Heat tolerance within the A. hyacinthus species complex on the GBR varies widely both among and within reefs. Thermal history—particularly MMM and recent DHW—best explains among-site differences, while substantial within-site variation remains largely unexplained by measured environmental factors, Symbiodiniaceae community, or host genomic cluster, pointing to a role for unmeasured functional genomic variation. Multi-trait assessment revealed trade-offs and underscored the need to align metrics with management goals (e.g., absolute ED50 for breeding; retained performance for population resilience). Future research should: (1) resolve taxonomy within the A. hyacinthus complex and explicitly account for species’ environmental preferences; (2) quantify functional genomic variation in hosts and Symbiodiniaceae beyond ITS2 to link genotype to heat tolerance; (3) standardize or explicitly model recent heat pre-exposure to separate acclimatization from heritable variation; (4) incorporate additional microhabitat variables (e.g., flow) and microbial associates (bacteria) that may affect tolerance; and (5) validate temporal consistency of acute assay rankings and their predictive value for field survival across seasons and events.

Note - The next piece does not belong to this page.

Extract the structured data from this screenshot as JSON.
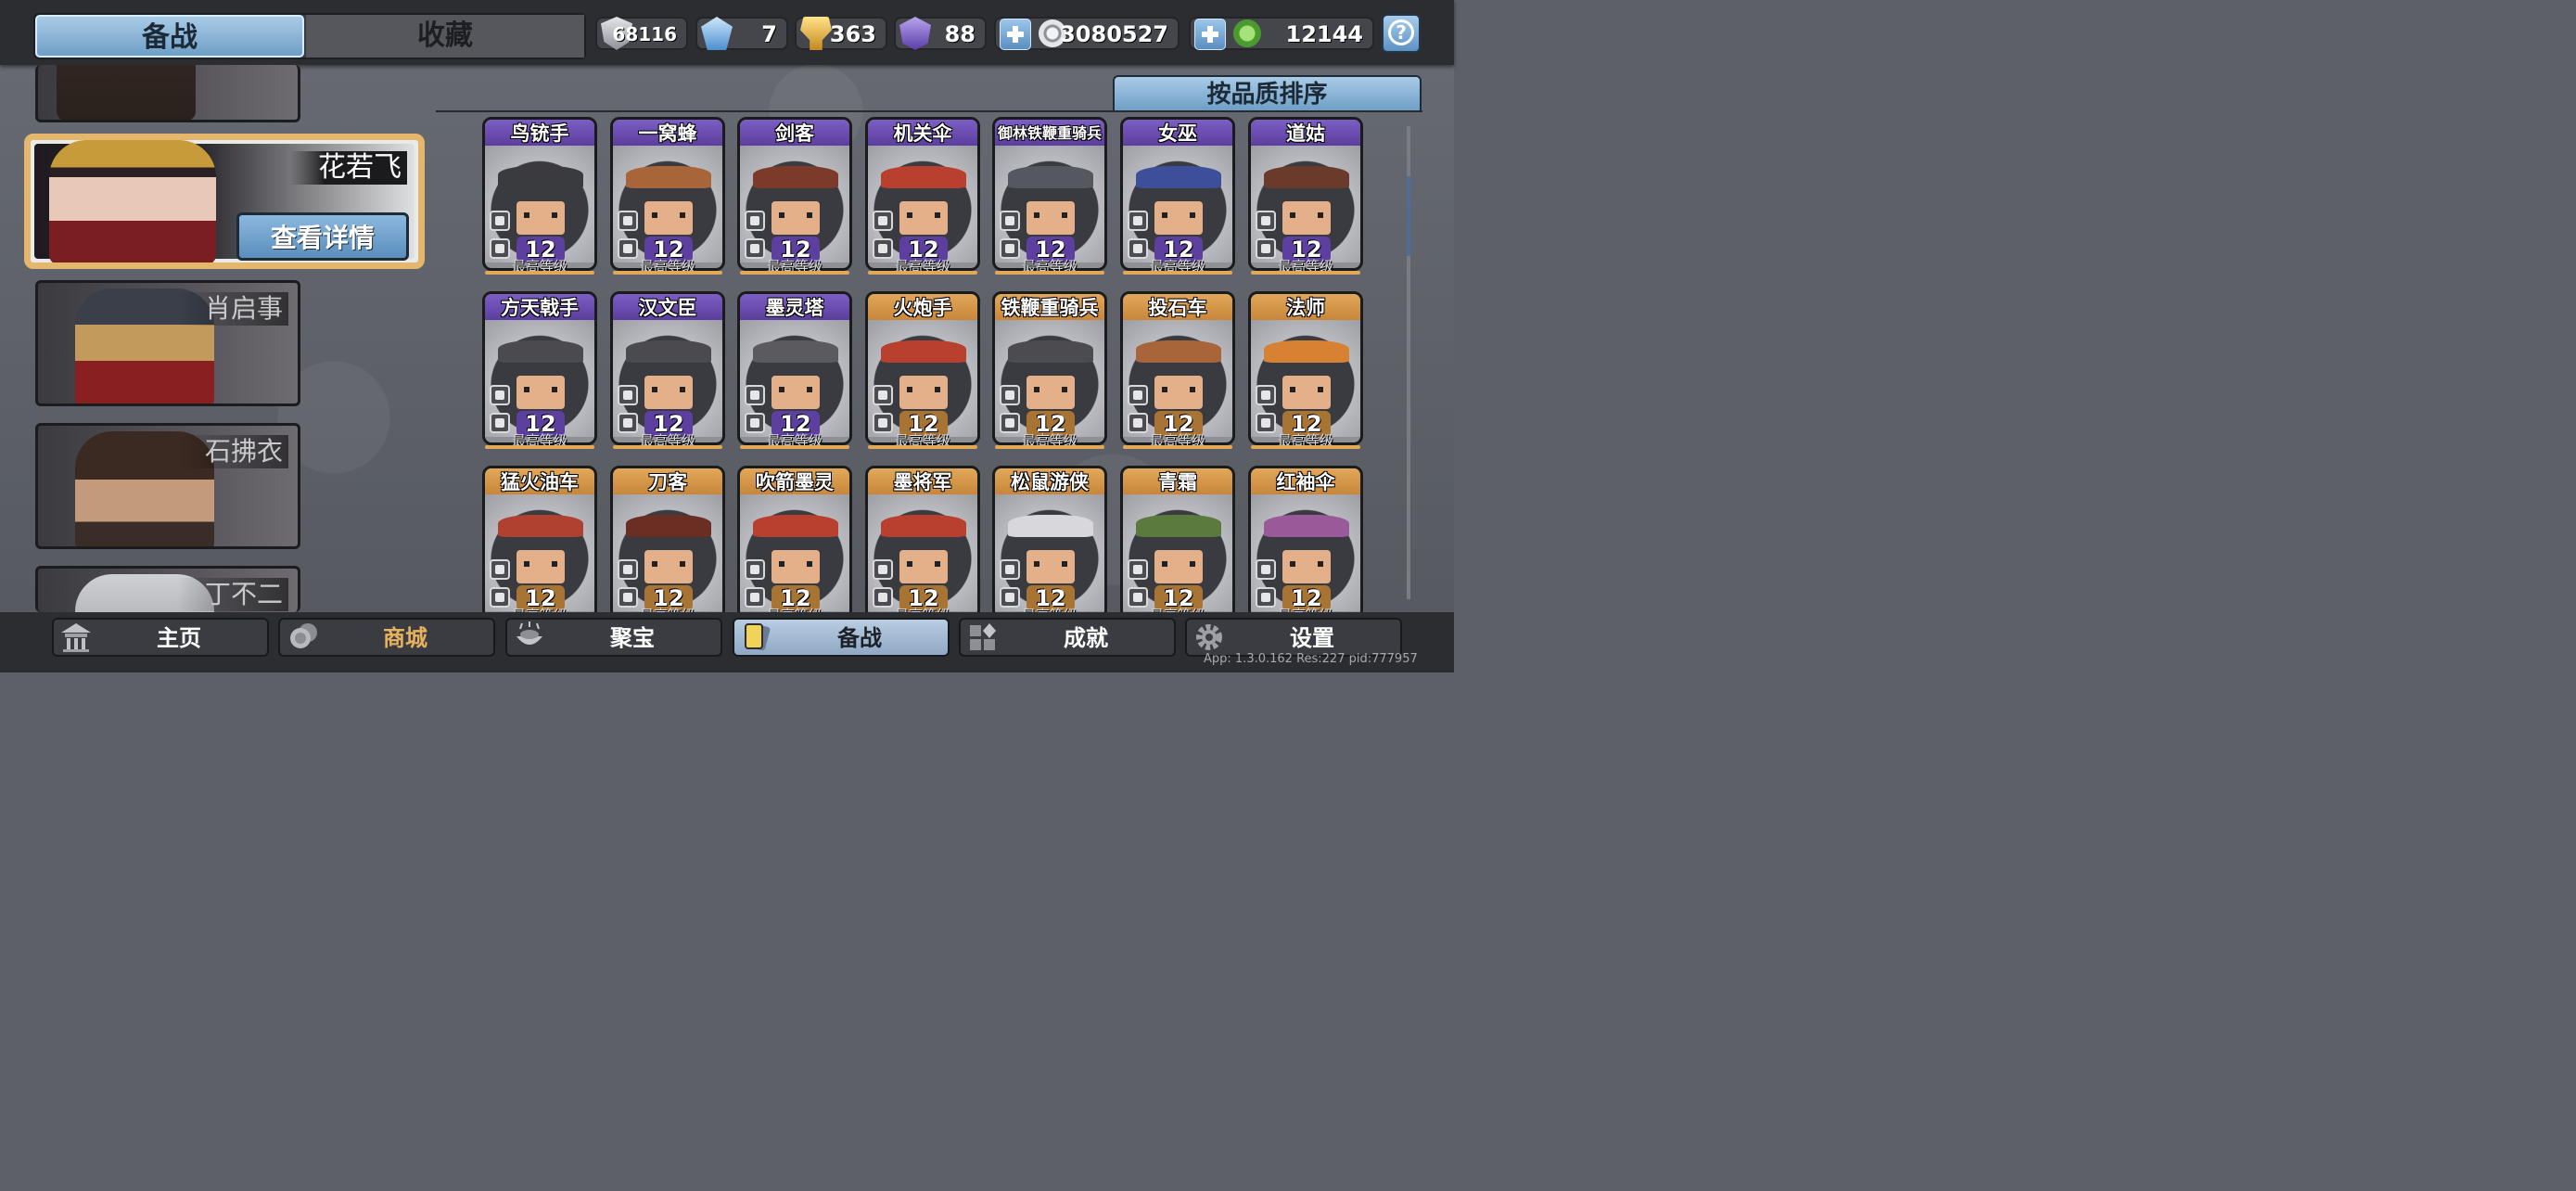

- Pre-exposure effects: Recent heat stress (DHW at collection) influenced assay outcomes, potentially conflating acclimatization with inherited tolerance. - Symbiont resolution: ITS2 markers have limited power to resolve closely related Symbiodiniaceae taxa and functional differences; intrageneric variation effects may be underestimated. - Host genomics: Genome-wide clustering identified putative species but did not capture specific functional variants linked to heat tolerance; small sample sizes for non-target clusters limited power. - Within-reef drivers: Unmeasured microhabitat variables (e.g., water flow) and fine-scale environmental heterogeneity were not fully captured and may contribute to within-site variability. - Measurement timing: NDVI was measured later than Fv/Fm (10 h vs 2 h post-stress), potentially increasing variance and complicating cross-trait comparisons. - Sampling imbalance: Spatial and cluster representation varied (e.g., more Group 1 in north/central; Groups 2–4 mainly south), which may introduce confounding despite analytical controls. - Data gaps: Some imaging data were missing for select fragments/runs; one assay run excluded due to temperature control issues.